Council report reveals potential cost of No Deal Brexit

Friday 18 October 2019

A No Deal Brexit could add an extra £1.1million to the cost of council services and is likely to have a significant negative impact on people on low incomes, who are likely to be hardest hit by a predicted 10% rise in food and fuel prices.

The stark figures are contained in a report presented to a special meeting of Inverclyde Council’s Environment & Regeneration Committee. The report is based on the Reasonable Worst Case Scenario (RWCS) assumptions published by the Scottish Government.

The RWCS assumes that while there won’t be an overall shortage of food in the UK it is likely there will be a reduction in the choice of products available due to disruption at the EU borders and in the supply chain. The supplies of certain types of fresh food will decrease and this may lead to an increase in prices.

Councillor Michael McCormick, Convener of Inverclyde Council’s Environment & Regeneration Committee, said, “The Prime Minister has negotiated a deal with the EU but there is a major question mark over whether or not Parliament will agree to it. A No Deal Brexit is still a distinct possibility. And the reality of a No Deal Brexit is abundantly clear, no matter what political party you come from.

“The council has already absorbed £3million is cuts so having to find an extra £1.1million would be very difficult. At a time when the council is investing millions of pounds to combat poverty we are looking at a scenario where the poorest people in Inverclyde are likely to be the ones who suffer most.

“The cost estimates are for Inverclyde Council alone and don’t include the overall impact on the wider economy of Inverclyde. The University of Strathclyde’s Fraser of Allander Institute estimates that there could be a 5% fall in the country’s economic output if there is a No Deal Brexit. This would have a similar effect to the 2008 financial crisis.

The Fraser of Allander Institute is a leading academic research centre focused on the Scottish economy.

Councillor McCormick said, “The Scottish Government has set aside £7million for a Rapid Poverty Mitigation Fund to ‘scale up current poverty mitigation measures including the Scottish Welfare Fund’. The most deprived areas are the most at risk to a No Deal Brexit and Inverclyde contains a disproportionate number of the poor and the vulnerable. Inverclyde is amongst the highest areas for deprivation in the Scottish Index of Multiple Deprivation (SIMD) statistics.

 “Leaving the European Union also has the potential to affect public safety by compromising the powers exercise by council officers under a wide range of European derived legislation including: environmental health, food safety and product safety legislation.

“The possibility of a No Deal EU Exit is being treated by the Scottish Government, by local authorities and by the emergency services in the same way that they would approach a major disaster.

“Planning is being led by the Scottish Resilience Partnership (SRP).
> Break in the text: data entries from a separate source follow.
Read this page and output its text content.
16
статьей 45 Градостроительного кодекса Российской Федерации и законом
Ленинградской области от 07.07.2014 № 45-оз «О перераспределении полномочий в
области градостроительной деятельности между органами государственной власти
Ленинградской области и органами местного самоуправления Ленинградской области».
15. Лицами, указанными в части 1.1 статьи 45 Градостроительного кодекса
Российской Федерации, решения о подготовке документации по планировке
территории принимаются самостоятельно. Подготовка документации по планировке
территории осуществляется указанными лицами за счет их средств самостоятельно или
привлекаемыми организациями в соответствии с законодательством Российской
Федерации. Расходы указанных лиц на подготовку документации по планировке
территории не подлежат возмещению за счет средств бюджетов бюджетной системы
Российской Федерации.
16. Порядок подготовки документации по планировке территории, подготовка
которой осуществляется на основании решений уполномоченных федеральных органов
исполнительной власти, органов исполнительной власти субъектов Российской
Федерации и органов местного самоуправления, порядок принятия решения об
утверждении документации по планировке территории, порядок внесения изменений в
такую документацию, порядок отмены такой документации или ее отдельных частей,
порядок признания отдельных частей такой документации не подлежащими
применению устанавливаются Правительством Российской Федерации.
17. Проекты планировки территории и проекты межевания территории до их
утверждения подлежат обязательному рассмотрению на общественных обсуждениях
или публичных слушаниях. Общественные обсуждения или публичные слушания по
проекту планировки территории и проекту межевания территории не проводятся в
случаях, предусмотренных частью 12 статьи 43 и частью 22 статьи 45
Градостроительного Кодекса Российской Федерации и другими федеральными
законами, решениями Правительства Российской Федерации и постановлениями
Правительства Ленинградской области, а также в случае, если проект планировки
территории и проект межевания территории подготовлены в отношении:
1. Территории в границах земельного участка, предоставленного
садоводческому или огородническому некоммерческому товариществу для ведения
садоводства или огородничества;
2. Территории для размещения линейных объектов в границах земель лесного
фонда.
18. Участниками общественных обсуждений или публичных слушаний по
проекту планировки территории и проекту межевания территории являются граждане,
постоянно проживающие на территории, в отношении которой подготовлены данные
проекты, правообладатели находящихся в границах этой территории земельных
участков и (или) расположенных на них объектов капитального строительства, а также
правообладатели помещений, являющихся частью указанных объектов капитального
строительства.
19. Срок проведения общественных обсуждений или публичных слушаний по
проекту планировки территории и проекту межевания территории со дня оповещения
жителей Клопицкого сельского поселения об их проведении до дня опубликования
This group is chaired by Police Scotland and includes representatives of all Category 1 responders including NHS, Scottish Ambulance Service, Scottish Fire & Rescue and local authorities.

“There is no ‘up side’ to a No Deal Brexit but we will be ready for it if it happens.”

Category 1 responders listed under the Civil Contingencies Act 2004 as the front line organisations at the core of dealing with most emergencies.